The film centers on the day in the life of Oscar Grant, played by newcomer Michael B. Jordan. Here's a man just trying to get his life together. He wants to reconnect with his girlfriend, with his daughter, he's trying to get his job back. The movie demonstrates how ordinary life can be, and later shocks us with just how precious it is. One thing, one decision can turn everything upside down in an instant and you're just left there trying to figure out how to explain it. Writer/director Ryan Coogler shows us, at the beginning of the movie, that our protagonist will die by the time the movie is over. In the beginning, it's just some video. A video containing people you don't know where something unfortunate takes place. The end of the movie re-captures this event, and the end result is emotionally overwhelming. The confidence that Coogler displays, in what is just his feature debut, is really what's most impressive to me.
All I can think about are those final shots of Oscar's girlfriend, Sophina, with her daughter. How does she explain this to her? How can she possibly explain what happened to her Daddy in a way that makes any sense? Coogler wears his emotions on his sleeve here and forces us to think about these scenarios and how there are tragedies like these that occur nearly everyday.
The raves surrounding Michael B. Jordan is well-deserved. It's not that he does anything particularly eye-opening. It's just the remarkable control and confidence that he exudes in this role, giving this character such humanity that even when he screws up, you feel for him. Recognition is also well-deserved for Melonie Diaz, who plays Oscar's girlfriend, as well as Octavia Spencer who plays his mom. Octavia once again shows us why she's so deserving of that Oscar she won over a year ago and Diaz, along with Jordan, have a great, natural chemistry when on screen together.
Everything from the well-controlled hand-held camera shots, the steady yet heart-wrenching pacing, to the strong performances makes "Fruitvale Station" the best film of the year thus far. The film is an exclamation point and it will stick with you long after you've seen it. There's a wonderful simplicity in the way the film unfolds, once again demonstrating Coogler's confidence as a writer. Coogler doesn't crowd the film with visual flourishes or excess exposition. He gives us just enough to go by, and otherwise, demonstrates to us Oscar's everyman-ness. He has problems, he's not perfect, just like everyone else. He wants to be a better person, and from the looks of things, he very well could have been. Instead, he was taken from us. Just like that. And the film just makes us deal with it, which justifies its existence. Nothing here is overplayed or overdone, there's no overly dramatic music in the background. It just is. We see a life and we see it taken away.
What ultimately makes "Fruitvale Station" work is that, in its depiction of this tragic death, it's very much life-affirming.
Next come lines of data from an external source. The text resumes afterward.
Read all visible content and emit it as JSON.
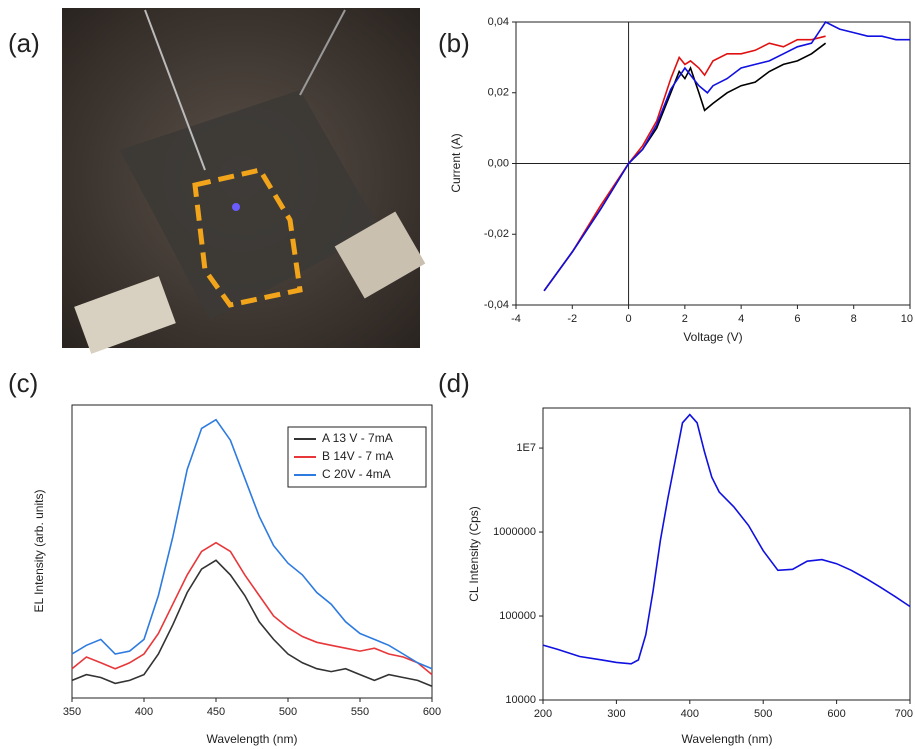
{
  "panel_labels": [
    "(a)",
    "(b)",
    "(c)",
    "(d)"
  ],
  "chart_data": [
    {
      "type": "line",
      "x_label": "Voltage (V)",
      "y_label": "Current (A)",
      "xlim": [
        -4,
        10
      ],
      "xticks": [
        -4,
        -2,
        0,
        2,
        4,
        6,
        8,
        10
      ],
      "ylim": [
        -0.04,
        0.04
      ],
      "yticks": [
        {
          "value": -0.04,
          "label": "-0,04"
        },
        {
          "value": -0.02,
          "label": "-0,02"
        },
        {
          "value": 0,
          "label": "0,00"
        },
        {
          "value": 0.02,
          "label": "0,02"
        },
        {
          "value": 0.04,
          "label": "0,04"
        }
      ],
      "zero_lines": true,
      "series": [
        {
          "color": "#000000",
          "x": [
            -3,
            -2,
            -1,
            0,
            0.5,
            1,
            1.5,
            1.8,
            2,
            2.2,
            2.5,
            2.7,
            3,
            3.5,
            4,
            4.5,
            5,
            5.5,
            6,
            6.5,
            7
          ],
          "values": [
            -0.036,
            -0.025,
            -0.013,
            0,
            0.004,
            0.01,
            0.02,
            0.026,
            0.024,
            0.027,
            0.02,
            0.015,
            0.017,
            0.02,
            0.022,
            0.023,
            0.026,
            0.028,
            0.029,
            0.031,
            0.034
          ]
        },
        {
          "color": "#e01010",
          "x": [
            -3,
            -2,
            -1,
            0,
            0.5,
            1,
            1.5,
            1.8,
            2,
            2.2,
            2.5,
            2.7,
            3,
            3.5,
            4,
            4.5,
            5,
            5.5,
            6,
            6.5,
            7
          ],
          "values": [
            -0.036,
            -0.025,
            -0.012,
            0,
            0.005,
            0.012,
            0.024,
            0.03,
            0.028,
            0.029,
            0.027,
            0.025,
            0.029,
            0.031,
            0.031,
            0.032,
            0.034,
            0.033,
            0.035,
            0.035,
            0.036
          ]
        },
        {
          "color": "#1010e0",
          "x": [
            -3,
            -2,
            -1,
            0,
            0.5,
            1,
            1.5,
            2,
            2.5,
            2.8,
            3,
            3.5,
            4,
            4.5,
            5,
            5.5,
            6,
            6.5,
            7,
            7.5,
            8,
            8.5,
            9,
            9.5,
            10
          ],
          "values": [
            -0.036,
            -0.025,
            -0.013,
            0,
            0.004,
            0.011,
            0.021,
            0.027,
            0.022,
            0.02,
            0.022,
            0.024,
            0.027,
            0.028,
            0.029,
            0.031,
            0.033,
            0.034,
            0.04,
            0.038,
            0.037,
            0.036,
            0.036,
            0.035,
            0.035
          ]
        }
      ]
    },
    {
      "type": "line",
      "x_label": "Wavelength (nm)",
      "y_label": "EL Intensity (arb. units)",
      "xlim": [
        350,
        600
      ],
      "xticks": [
        350,
        400,
        450,
        500,
        550,
        600
      ],
      "ylim": [
        0,
        100
      ],
      "legend": "upper right",
      "series": [
        {
          "name": "A 13 V - 7mA",
          "color": "#333333",
          "x": [
            350,
            360,
            370,
            380,
            390,
            400,
            410,
            420,
            430,
            440,
            450,
            460,
            470,
            480,
            490,
            500,
            510,
            520,
            530,
            540,
            550,
            560,
            570,
            580,
            590,
            600
          ],
          "values": [
            6,
            8,
            7,
            5,
            6,
            8,
            15,
            25,
            36,
            44,
            47,
            42,
            35,
            26,
            20,
            15,
            12,
            10,
            9,
            10,
            8,
            6,
            8,
            7,
            6,
            4
          ]
        },
        {
          "name": "B 14V - 7 mA",
          "color": "#e8373a",
          "x": [
            350,
            360,
            370,
            380,
            390,
            400,
            410,
            420,
            430,
            440,
            450,
            460,
            470,
            480,
            490,
            500,
            510,
            520,
            530,
            540,
            550,
            560,
            570,
            580,
            590,
            600
          ],
          "values": [
            10,
            14,
            12,
            10,
            12,
            15,
            22,
            32,
            42,
            50,
            53,
            50,
            42,
            35,
            28,
            24,
            21,
            19,
            18,
            17,
            16,
            17,
            15,
            14,
            12,
            8
          ]
        },
        {
          "name": "C 20V - 4mA",
          "color": "#2d7be0",
          "x": [
            350,
            360,
            370,
            380,
            390,
            400,
            410,
            420,
            430,
            440,
            450,
            460,
            470,
            480,
            490,
            500,
            510,
            520,
            530,
            540,
            550,
            560,
            570,
            580,
            590,
            600
          ],
          "values": [
            15,
            18,
            20,
            15,
            16,
            20,
            35,
            55,
            78,
            92,
            95,
            88,
            75,
            62,
            52,
            46,
            42,
            36,
            32,
            26,
            22,
            20,
            18,
            15,
            12,
            10
          ]
        }
      ]
    },
    {
      "type": "line",
      "x_label": "Wavelength (nm)",
      "y_label": "CL Intensity (Cps)",
      "xlim": [
        200,
        700
      ],
      "xticks": [
        200,
        300,
        400,
        500,
        600,
        700
      ],
      "ylim": [
        10000,
        30000000
      ],
      "log_scale_y": true,
      "yticks": [
        10000,
        100000,
        1000000,
        {
          "value": 10000000,
          "label": "1E7"
        }
      ],
      "series": [
        {
          "color": "#1010e0",
          "x": [
            200,
            220,
            250,
            280,
            300,
            320,
            330,
            340,
            350,
            360,
            370,
            380,
            390,
            400,
            410,
            420,
            430,
            440,
            460,
            480,
            500,
            520,
            540,
            560,
            580,
            600,
            620,
            640,
            660,
            680,
            700
          ],
          "values": [
            45000,
            40000,
            33000,
            30000,
            28000,
            27000,
            30000,
            60000,
            200000,
            800000,
            2500000,
            7000000,
            20000000,
            25000000,
            20000000,
            9000000,
            4500000,
            3000000,
            2000000,
            1200000,
            600000,
            350000,
            360000,
            450000,
            470000,
            420000,
            350000,
            280000,
            220000,
            170000,
            130000
          ]
        }
      ]
    }
  ]
}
In this 24 hour timespan, "Fruitvale Station" celebrates the life of this young man just as much as it angrily depicts his death. It's a film that says it's ok to be angry, it's ok to sit there and just wonder why this had to happen. That's the very thing the filmmaker wants to know. You don't have to sympathize with Oscar, but regardless, you can recognize that his death was unwarranted, undeserved, completely unforgivable.
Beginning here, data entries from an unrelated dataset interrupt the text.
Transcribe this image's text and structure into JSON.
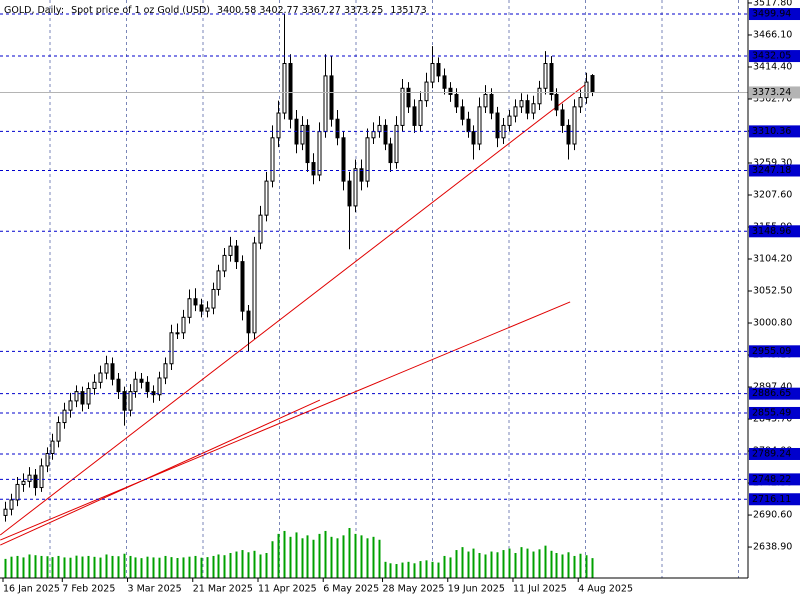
{
  "chart_data": {
    "type": "candlestick",
    "symbol": "GOLD, Daily:",
    "description": "Spot price of 1 oz Gold (USD)",
    "open": [
      2690,
      2700,
      2715,
      2740,
      2745,
      2755,
      2735,
      2770,
      2790,
      2810,
      2840,
      2860,
      2875,
      2890,
      2870,
      2895,
      2905,
      2920,
      2935,
      2910,
      2890,
      2860,
      2890,
      2910,
      2905,
      2890,
      2885,
      2912,
      2935,
      2985,
      2985,
      3010,
      3040,
      3030,
      3020,
      3025,
      3055,
      3085,
      3110,
      3125,
      3100,
      3020,
      2985,
      3130,
      3175,
      3230,
      3300,
      3340,
      3420,
      3330,
      3290,
      3320,
      3260,
      3240,
      3310,
      3400,
      3330,
      3300,
      3230,
      3190,
      3250,
      3230,
      3300,
      3310,
      3320,
      3290,
      3260,
      3320,
      3380,
      3350,
      3320,
      3360,
      3390,
      3420,
      3400,
      3380,
      3370,
      3350,
      3330,
      3310,
      3290,
      3350,
      3370,
      3340,
      3300,
      3320,
      3335,
      3350,
      3360,
      3340,
      3355,
      3380,
      3420,
      3370,
      3345,
      3320,
      3290,
      3350,
      3365,
      3400.58
    ],
    "high": [
      2712,
      2725,
      2752,
      2758,
      2768,
      2765,
      2782,
      2800,
      2822,
      2850,
      2872,
      2888,
      2900,
      2898,
      2905,
      2918,
      2932,
      2948,
      2945,
      2920,
      2898,
      2902,
      2922,
      2920,
      2915,
      2900,
      2922,
      2945,
      2998,
      3000,
      3022,
      3055,
      3057,
      3040,
      3036,
      3066,
      3095,
      3122,
      3140,
      3135,
      3110,
      3030,
      3140,
      3190,
      3245,
      3320,
      3360,
      3500,
      3435,
      3345,
      3335,
      3330,
      3275,
      3325,
      3435,
      3432,
      3345,
      3310,
      3245,
      3265,
      3265,
      3315,
      3325,
      3335,
      3330,
      3300,
      3335,
      3395,
      3390,
      3362,
      3375,
      3405,
      3448,
      3430,
      3412,
      3390,
      3380,
      3362,
      3342,
      3320,
      3365,
      3385,
      3380,
      3350,
      3332,
      3345,
      3362,
      3372,
      3370,
      3368,
      3392,
      3440,
      3432,
      3380,
      3355,
      3330,
      3362,
      3378,
      3405,
      3402.77
    ],
    "low": [
      2680,
      2690,
      2705,
      2728,
      2735,
      2722,
      2728,
      2760,
      2780,
      2800,
      2830,
      2848,
      2865,
      2858,
      2862,
      2885,
      2895,
      2910,
      2900,
      2878,
      2835,
      2850,
      2880,
      2895,
      2880,
      2872,
      2875,
      2902,
      2925,
      2975,
      2975,
      3000,
      3020,
      3010,
      3010,
      3015,
      3045,
      3075,
      3100,
      3088,
      3005,
      2955,
      2975,
      3120,
      3165,
      3220,
      3285,
      3330,
      3315,
      3275,
      3280,
      3245,
      3225,
      3230,
      3300,
      3318,
      3288,
      3215,
      3120,
      3180,
      3215,
      3220,
      3290,
      3300,
      3280,
      3245,
      3250,
      3310,
      3340,
      3308,
      3310,
      3350,
      3380,
      3390,
      3370,
      3358,
      3340,
      3320,
      3300,
      3265,
      3280,
      3340,
      3330,
      3285,
      3290,
      3310,
      3325,
      3340,
      3330,
      3330,
      3345,
      3370,
      3360,
      3335,
      3308,
      3265,
      3280,
      3340,
      3355,
      3367.27
    ],
    "close": [
      2700,
      2715,
      2740,
      2745,
      2755,
      2735,
      2770,
      2790,
      2810,
      2840,
      2860,
      2875,
      2890,
      2870,
      2895,
      2905,
      2920,
      2935,
      2910,
      2890,
      2860,
      2890,
      2910,
      2905,
      2890,
      2885,
      2912,
      2935,
      2985,
      2985,
      3010,
      3040,
      3030,
      3020,
      3025,
      3055,
      3085,
      3110,
      3125,
      3100,
      3020,
      2985,
      3130,
      3175,
      3230,
      3300,
      3340,
      3420,
      3330,
      3290,
      3320,
      3260,
      3240,
      3310,
      3400,
      3330,
      3300,
      3230,
      3190,
      3250,
      3230,
      3300,
      3310,
      3320,
      3290,
      3260,
      3320,
      3380,
      3350,
      3320,
      3360,
      3390,
      3420,
      3400,
      3380,
      3370,
      3350,
      3330,
      3310,
      3290,
      3350,
      3370,
      3340,
      3300,
      3320,
      3335,
      3350,
      3360,
      3340,
      3355,
      3380,
      3420,
      3370,
      3345,
      3320,
      3290,
      3350,
      3365,
      3390,
      3373.25
    ],
    "volume": [
      130000,
      145000,
      150000,
      140000,
      160000,
      155000,
      150000,
      148000,
      142000,
      150000,
      140000,
      138000,
      152000,
      146000,
      150000,
      144000,
      139000,
      160000,
      150000,
      148000,
      165000,
      150000,
      140000,
      135000,
      145000,
      140000,
      138000,
      150000,
      142000,
      136000,
      140000,
      145000,
      150000,
      138000,
      142000,
      150000,
      160000,
      155000,
      170000,
      180000,
      190000,
      175000,
      185000,
      160000,
      170000,
      250000,
      300000,
      320000,
      280000,
      310000,
      270000,
      290000,
      260000,
      300000,
      320000,
      280000,
      270000,
      290000,
      340000,
      300000,
      290000,
      270000,
      280000,
      260000,
      110000,
      100000,
      95000,
      105000,
      110000,
      100000,
      115000,
      120000,
      110000,
      105000,
      150000,
      140000,
      190000,
      210000,
      180000,
      200000,
      170000,
      160000,
      180000,
      175000,
      190000,
      200000,
      170000,
      210000,
      200000,
      180000,
      195000,
      220000,
      185000,
      170000,
      160000,
      175000,
      150000,
      165000,
      155000,
      135173
    ],
    "xticks": [
      {
        "value": 0,
        "label": "16 Jan 2025"
      },
      {
        "value": 10,
        "label": "7 Feb 2025"
      },
      {
        "value": 21,
        "label": "3 Mar 2025"
      },
      {
        "value": 32,
        "label": "21 Mar 2025"
      },
      {
        "value": 43,
        "label": "11 Apr 2025"
      },
      {
        "value": 54,
        "label": "6 May 2025"
      },
      {
        "value": 64,
        "label": "28 May 2025"
      },
      {
        "value": 75,
        "label": "19 Jun 2025"
      },
      {
        "value": 86,
        "label": "11 Jul 2025"
      },
      {
        "value": 97,
        "label": "4 Aug 2025"
      }
    ],
    "ylim": [
      2588.9,
      3522.6
    ],
    "yticks": [
      {
        "value": 3517.8,
        "label": "3517.80"
      },
      {
        "value": 3466.1,
        "label": "3466.10"
      },
      {
        "value": 3414.4,
        "label": "3414.40"
      },
      {
        "value": 3362.7,
        "label": "3362.70"
      },
      {
        "value": 3311,
        "label": "3311.00"
      },
      {
        "value": 3259.3,
        "label": "3259.30"
      },
      {
        "value": 3207.6,
        "label": "3207.60"
      },
      {
        "value": 3155.9,
        "label": "3155.90"
      },
      {
        "value": 3104.2,
        "label": "3104.20"
      },
      {
        "value": 3052.5,
        "label": "3052.50"
      },
      {
        "value": 3000.8,
        "label": "3000.80"
      },
      {
        "value": 2949.1,
        "label": "2949.10"
      },
      {
        "value": 2897.4,
        "label": "2897.40"
      },
      {
        "value": 2845.7,
        "label": "2845.70"
      },
      {
        "value": 2794,
        "label": "2794.00"
      },
      {
        "value": 2742.3,
        "label": "2742.30"
      },
      {
        "value": 2690.6,
        "label": "2690.60"
      },
      {
        "value": 2638.9,
        "label": "2638.90"
      }
    ],
    "levels": [
      3499.94,
      3432.05,
      3310.36,
      3247.18,
      3148.96,
      2955.09,
      2886.65,
      2855.49,
      2789.24,
      2748.22,
      2716.11
    ],
    "level_color": "#0000cd",
    "bid": 3373.24,
    "bid_color": "#b4b4b4",
    "trendlines": [
      {
        "x": [
          -0.8,
          97.8
        ],
        "y": [
          2658.3,
          3385.3
        ]
      },
      {
        "x": [
          -0.8,
          95.3
        ],
        "y": [
          2650.2,
          3034.8
        ]
      },
      {
        "x": [
          -0.8,
          53.1
        ],
        "y": [
          2642.1,
          2876.4
        ]
      }
    ],
    "trend_color": "#e00000",
    "volume_color": "#00a000",
    "grid": true
  }
}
Once the film resets the time to midnight of New Year's Eve, 24 hours before the inevitable occurs, every minute the film goes on is a sense of utter dread. As I type this, I continue to realize what a brilliant choice it was to show us what happens to Oscar from the beginning. Every single event, every word that is spoken, every scene in this film means something. Everything from the small moments Oscar gets to spend with his child to the get-together he later has with his family. Ryan Coogler lays it all out for us to see and we can't help but watch until the bitter end.